On August 26th 2020, we experienced a major service outage for a duration of 21 minutes from 12:57 PST to 13:18 PST (Time will be referenced in PST onward) due to a burst of request volume (9000% increase). During the incident, we got throttled by our primary and secondary email providers (Postmark and SendGrid) so the login emails were not being sent out until the email provider issue was resolved. Our infrastructure was unresponsive as the excessive requests overloaded our services. At 13:15, our services started to recover with the majority of requests being served, and by 13:18, we were fully recovered.
The 9000% volume burst in user login requests required cluster scaling beyond our standard upper limits and caused our infrastructure to become unresponsive. In addition, the burst also caused our email providers (Postmark and SendGrid) to throttle our requests.
Starting at 12:45, we’ve observed a significant increase in user login requests. The initial burst of login requests caused a downtime to our authentication service from 13:00 to 13:15. The service started to recover at 13:15 after we increased our overall scaling upper limits and addressed the problem with our email provider.
At 12:57, we were alerted that our primary email provider (Postmark) was throttling us. We were in contact with Postmark immediately to have them lift the throttling. Simultaneously, we switched to our backup email service provider (SendGrid). The switchover worked for a few moments as we soon discovered that our SendGrid’s dedicated sending IP was flagged by email clients (Google, Yahoo, Outlook, etc.) as being spammy. This caused massive delays (1+ hours) in emails reaching their destination (show in the image below). Postmark uses a pool of dedicated IPs to support the high volume of email traffic, as a result we never observed a noticeable delivery delay while emails were being processed through them. At 13:18, we switched back to Postmark once they resolved the issue, and emails were sent out through Postmark successfully afterward.
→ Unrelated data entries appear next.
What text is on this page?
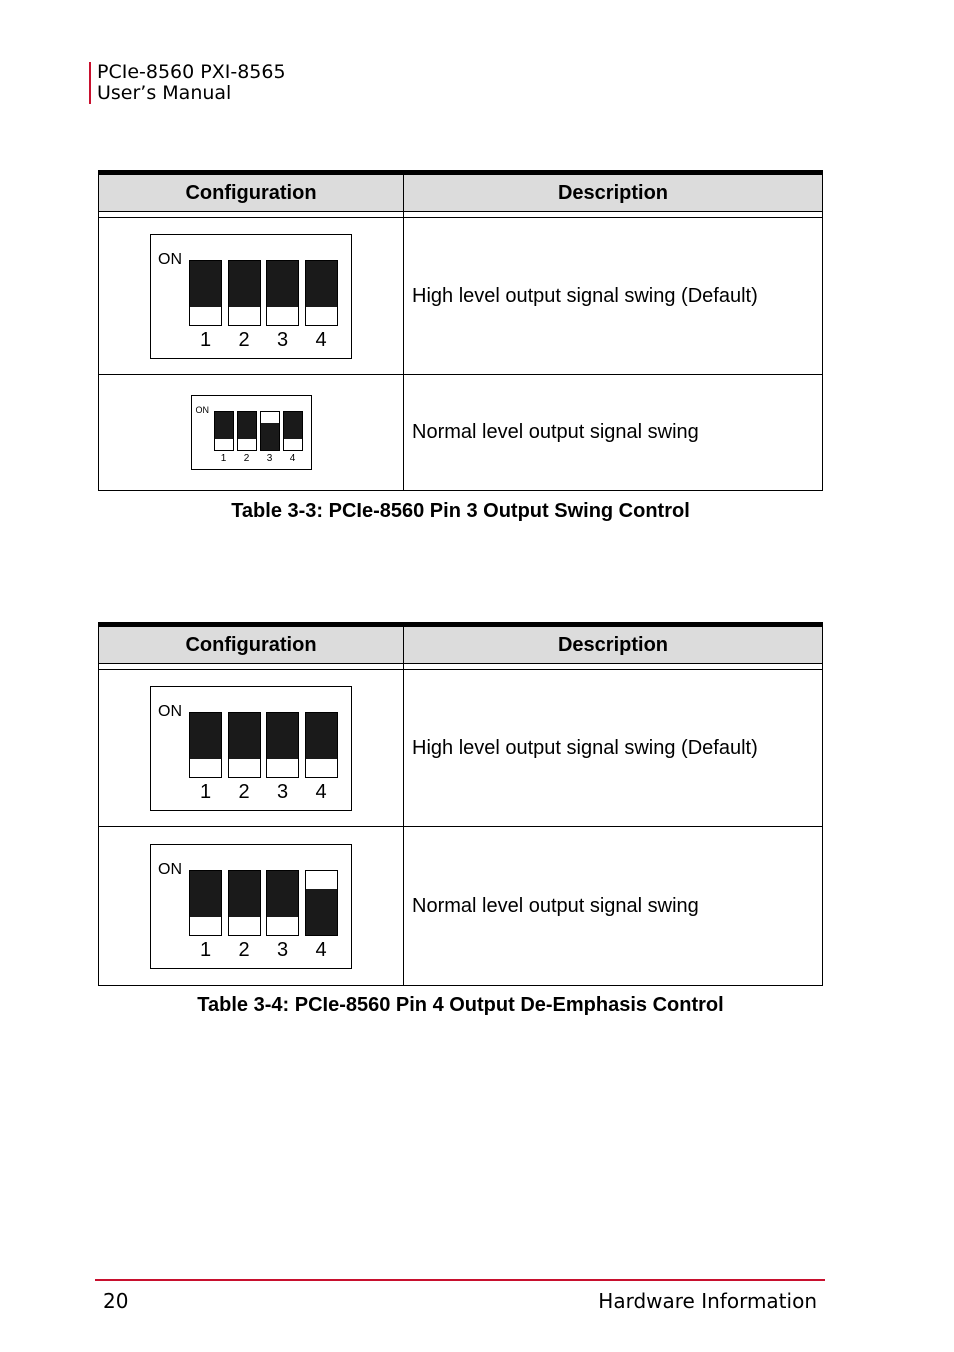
PCIe-8560 PXI-8565
User’s Manual
Configuration	Description

ON
1 2 3 4	High level output signal swing (Default)

ON
1 2 3 4	Normal level output signal swing
Table 3-3: PCIe-8560 Pin 3 Output Swing Control
Configuration	Description

ON
1 2 3 4	High level output signal swing (Default)

ON
1 2 3 4	Normal level output signal swing
Table 3-4: PCIe-8560 Pin 4 Output De-Emphasis Control
20	Hardware Information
During the incident, our Nginx ran into OOM errors. We’ve identified the cause which was by the high volume of simultaneous connections with long response time from the API service. Our API servers were overly utilized in both CPU and memory. At 12:55, our autoscaler kicked in and doubled our API fleet within the first 10 mins. But unfortunately, this did not prove to be sufficient. During the scaling process, our replicas were running at 100% CPU at all time and killed due to OOM errors. This is most likely caused by the new requests that were coming in but old requests were still in process waiting for results from the underlying resources (i.e. database). On average, prior to the incident, our memory usage was at 32MB with 1.7GB as the cap. During the incident, our memory spiked up to 2.8GB representing a ~90x increase, this caused the OOM errors despite the initial pre-allocated ~50x overhead. On the database side, our RDS CPU utilization went from 50% on average to 100%. This was a hard cap on RDS utilization, and no dynamic scaling was possible during the incident. We’ve identified slow queries and are looking into allocating more resources to our database instance.